Y enfrente, en el número 5 estaba la Posada. Mi casa y la casa familiar de los Carrasco. Antes, desde mediados del siglo XIX, había sido posada y el caserón tenía la estructura apropiada para este fin. Un patio central con unos porches sustentado por columnas de piedra y zapatas de madera, que hacían recordar a las ventas manchegas que se describían en el Quijote. Después se repartiría en cinco viviendas para los cinco hijos de Francisco Carrasco y su viuda Catalina González, que la regentó hasta el primer cuarto del siglo XX.
Y allí, en la posada, era el sitio ideal para los juegos de todos los niños de la calle Morata. El patio, las corralizas, las leñeras, los pajares y la cueva nos ofrecían todos las características necesarias para organizar nuestros juegos del escondite; para subirnos a las higueras y para escalar por las tapias para “espiar” el jardín de la casa de la marquesa, que aunque estaba deshabitada, alentaba nuestra imaginación para inventarnos aventuras en aquella casa sugerente y realmente desconocida. Desde las corralizas podíamos acceder al recinto del lavadero del Pilar, de donde nos mandaban subir el agua hasta los tinillos de las cuadras para que bebieran las caballerías.
Allí también, en la puerta, era donde se formaban las tertulias veraniegas; allí se reunían las mujeres sentadas en sus asientos de enea, mientras lo niños jugábamos a su alrededor.
En el número siete vivían Ramon Mesegar y Maria, hasta que se marcharon a vivir a Madrid.
A continuación estaba la casa de la Marquesa, que como he dicho, mientras nosotros vivimos allí, estuvo deshabitada y los niños decíamos que podía estar encantada.
Y ya, en la entrada de la calle de los Molinos Baja, estaba la casa de don Marcial el médico, donde vivían varios vecinos, y justo enfrente estaba la tienda de la señora Filomena y Pablo, su marido. Era una especie de mercería, donde también vendían juguetes, aunque casi nunca había nadie comprando. Era una pareja muy amable; no tenían hijos y debían vender lo suficiente para sobrevivir los dos solos.

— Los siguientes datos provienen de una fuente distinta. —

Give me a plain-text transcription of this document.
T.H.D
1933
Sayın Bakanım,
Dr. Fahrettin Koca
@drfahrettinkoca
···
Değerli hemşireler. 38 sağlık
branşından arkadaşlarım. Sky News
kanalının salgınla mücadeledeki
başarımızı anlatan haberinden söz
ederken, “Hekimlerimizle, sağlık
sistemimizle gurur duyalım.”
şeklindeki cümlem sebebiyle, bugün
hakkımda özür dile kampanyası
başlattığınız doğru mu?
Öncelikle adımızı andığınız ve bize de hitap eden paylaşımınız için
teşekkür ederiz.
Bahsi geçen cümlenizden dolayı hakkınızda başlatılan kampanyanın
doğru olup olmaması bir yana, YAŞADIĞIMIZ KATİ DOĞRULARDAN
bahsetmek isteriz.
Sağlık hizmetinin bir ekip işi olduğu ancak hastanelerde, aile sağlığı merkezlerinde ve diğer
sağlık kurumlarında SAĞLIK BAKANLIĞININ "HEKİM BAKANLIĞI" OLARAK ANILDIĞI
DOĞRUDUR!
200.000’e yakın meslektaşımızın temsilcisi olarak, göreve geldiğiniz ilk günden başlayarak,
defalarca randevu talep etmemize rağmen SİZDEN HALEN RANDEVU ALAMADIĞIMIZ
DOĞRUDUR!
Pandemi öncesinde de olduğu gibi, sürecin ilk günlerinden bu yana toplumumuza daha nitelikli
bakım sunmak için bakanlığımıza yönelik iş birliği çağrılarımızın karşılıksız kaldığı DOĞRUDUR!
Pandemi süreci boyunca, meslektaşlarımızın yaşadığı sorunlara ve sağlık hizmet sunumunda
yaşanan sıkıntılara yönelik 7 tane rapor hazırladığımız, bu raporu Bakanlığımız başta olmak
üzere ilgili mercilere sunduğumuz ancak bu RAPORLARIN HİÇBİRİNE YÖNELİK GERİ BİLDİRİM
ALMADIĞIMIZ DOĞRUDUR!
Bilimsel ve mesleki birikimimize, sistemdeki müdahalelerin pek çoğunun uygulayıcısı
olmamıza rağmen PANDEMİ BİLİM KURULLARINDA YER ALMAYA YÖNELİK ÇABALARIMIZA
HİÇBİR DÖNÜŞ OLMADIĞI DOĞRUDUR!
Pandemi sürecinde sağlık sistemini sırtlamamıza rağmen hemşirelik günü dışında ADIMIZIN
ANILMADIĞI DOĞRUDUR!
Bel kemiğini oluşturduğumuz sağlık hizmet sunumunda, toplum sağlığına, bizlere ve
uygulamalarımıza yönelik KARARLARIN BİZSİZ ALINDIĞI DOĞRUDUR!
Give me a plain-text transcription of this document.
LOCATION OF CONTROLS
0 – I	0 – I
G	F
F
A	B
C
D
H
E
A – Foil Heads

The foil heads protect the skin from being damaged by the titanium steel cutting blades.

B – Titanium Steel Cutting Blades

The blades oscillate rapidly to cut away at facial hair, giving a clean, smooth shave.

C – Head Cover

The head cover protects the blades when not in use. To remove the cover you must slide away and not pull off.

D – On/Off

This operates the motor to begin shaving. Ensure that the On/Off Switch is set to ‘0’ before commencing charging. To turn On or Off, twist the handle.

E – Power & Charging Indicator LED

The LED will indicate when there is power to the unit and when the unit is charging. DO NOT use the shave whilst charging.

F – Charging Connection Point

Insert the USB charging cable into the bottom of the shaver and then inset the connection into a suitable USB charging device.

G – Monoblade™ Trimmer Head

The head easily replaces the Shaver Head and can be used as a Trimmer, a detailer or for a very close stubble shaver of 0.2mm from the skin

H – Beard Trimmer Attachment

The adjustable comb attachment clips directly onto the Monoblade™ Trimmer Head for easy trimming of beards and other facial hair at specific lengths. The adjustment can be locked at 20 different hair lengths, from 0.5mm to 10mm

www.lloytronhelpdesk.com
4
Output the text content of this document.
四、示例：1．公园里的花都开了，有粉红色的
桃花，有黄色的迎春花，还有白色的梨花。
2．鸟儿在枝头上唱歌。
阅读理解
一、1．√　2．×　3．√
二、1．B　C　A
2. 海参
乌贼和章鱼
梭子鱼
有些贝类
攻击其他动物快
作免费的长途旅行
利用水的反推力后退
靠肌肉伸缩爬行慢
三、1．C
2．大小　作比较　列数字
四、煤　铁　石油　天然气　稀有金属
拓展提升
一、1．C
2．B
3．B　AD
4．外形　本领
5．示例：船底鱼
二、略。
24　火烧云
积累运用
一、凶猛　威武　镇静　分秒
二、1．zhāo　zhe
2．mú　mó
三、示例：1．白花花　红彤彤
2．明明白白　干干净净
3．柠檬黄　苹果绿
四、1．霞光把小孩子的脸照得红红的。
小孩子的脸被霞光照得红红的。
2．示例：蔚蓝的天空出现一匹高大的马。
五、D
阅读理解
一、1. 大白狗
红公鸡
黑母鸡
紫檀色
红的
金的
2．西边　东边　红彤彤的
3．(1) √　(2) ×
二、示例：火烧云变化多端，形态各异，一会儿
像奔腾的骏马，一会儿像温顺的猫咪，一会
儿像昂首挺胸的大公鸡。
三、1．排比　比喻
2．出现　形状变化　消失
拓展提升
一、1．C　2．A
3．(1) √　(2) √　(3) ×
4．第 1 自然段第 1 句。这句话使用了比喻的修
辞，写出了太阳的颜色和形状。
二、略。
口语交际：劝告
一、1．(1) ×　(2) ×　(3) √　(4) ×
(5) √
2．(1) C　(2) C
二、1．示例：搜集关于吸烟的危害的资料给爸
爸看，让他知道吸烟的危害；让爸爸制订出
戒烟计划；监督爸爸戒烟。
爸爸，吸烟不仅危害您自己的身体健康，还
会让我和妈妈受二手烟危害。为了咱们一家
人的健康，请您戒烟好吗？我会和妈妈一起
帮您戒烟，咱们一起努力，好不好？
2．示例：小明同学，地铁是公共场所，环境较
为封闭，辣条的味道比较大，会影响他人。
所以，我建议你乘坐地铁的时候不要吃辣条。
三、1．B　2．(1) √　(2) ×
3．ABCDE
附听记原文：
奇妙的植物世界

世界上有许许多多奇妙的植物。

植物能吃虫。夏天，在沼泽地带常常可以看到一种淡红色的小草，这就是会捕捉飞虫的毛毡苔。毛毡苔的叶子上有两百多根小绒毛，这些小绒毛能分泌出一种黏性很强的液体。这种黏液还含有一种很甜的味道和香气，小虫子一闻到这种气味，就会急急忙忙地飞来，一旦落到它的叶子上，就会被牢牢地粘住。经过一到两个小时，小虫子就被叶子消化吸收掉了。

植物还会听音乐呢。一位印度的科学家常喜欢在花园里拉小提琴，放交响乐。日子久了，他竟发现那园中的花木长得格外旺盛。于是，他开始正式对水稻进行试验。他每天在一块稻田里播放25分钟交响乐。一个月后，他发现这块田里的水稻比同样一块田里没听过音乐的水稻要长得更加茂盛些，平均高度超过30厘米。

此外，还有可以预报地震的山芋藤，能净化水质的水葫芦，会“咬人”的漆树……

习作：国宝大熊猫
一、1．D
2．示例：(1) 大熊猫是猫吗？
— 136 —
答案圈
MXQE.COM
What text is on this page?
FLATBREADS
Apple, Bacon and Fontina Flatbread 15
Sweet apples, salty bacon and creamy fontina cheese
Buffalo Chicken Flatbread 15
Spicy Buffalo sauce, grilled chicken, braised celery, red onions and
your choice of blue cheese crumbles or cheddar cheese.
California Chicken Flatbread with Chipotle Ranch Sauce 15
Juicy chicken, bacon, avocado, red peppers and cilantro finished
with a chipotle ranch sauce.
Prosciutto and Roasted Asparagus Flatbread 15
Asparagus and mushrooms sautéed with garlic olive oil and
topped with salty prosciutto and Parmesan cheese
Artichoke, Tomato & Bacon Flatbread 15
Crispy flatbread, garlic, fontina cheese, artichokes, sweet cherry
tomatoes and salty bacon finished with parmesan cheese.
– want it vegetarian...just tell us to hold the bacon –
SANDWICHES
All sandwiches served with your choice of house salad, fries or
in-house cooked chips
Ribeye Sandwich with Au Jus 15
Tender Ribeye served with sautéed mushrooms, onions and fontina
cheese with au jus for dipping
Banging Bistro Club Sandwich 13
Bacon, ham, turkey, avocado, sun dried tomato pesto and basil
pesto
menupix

Nosotros les llamábamos la señora Filomena y el señor Pablo, y es que en Chinchón, a los agricultores se les daba el tratamiento de “tío”, a los “artistas” o sea a los comerciantes, empleados y funcionarios se les aplicaba el “señor” y solo a los médicos, farmacéuticos, profesionales y a los curas se les aplicaba el “don”.
La calle de Morata era mi barrio de chico, aunque también la plaza era nuestro patio de recreo y donde nos reuníamos con los de los otros barrios para jugar.
Yo no sé porque hoy me he acordado de aquellos tiempos, y es que debe ser que, como ya soy mayor, uno ya vive mucho de los recuerdos. Debe ser.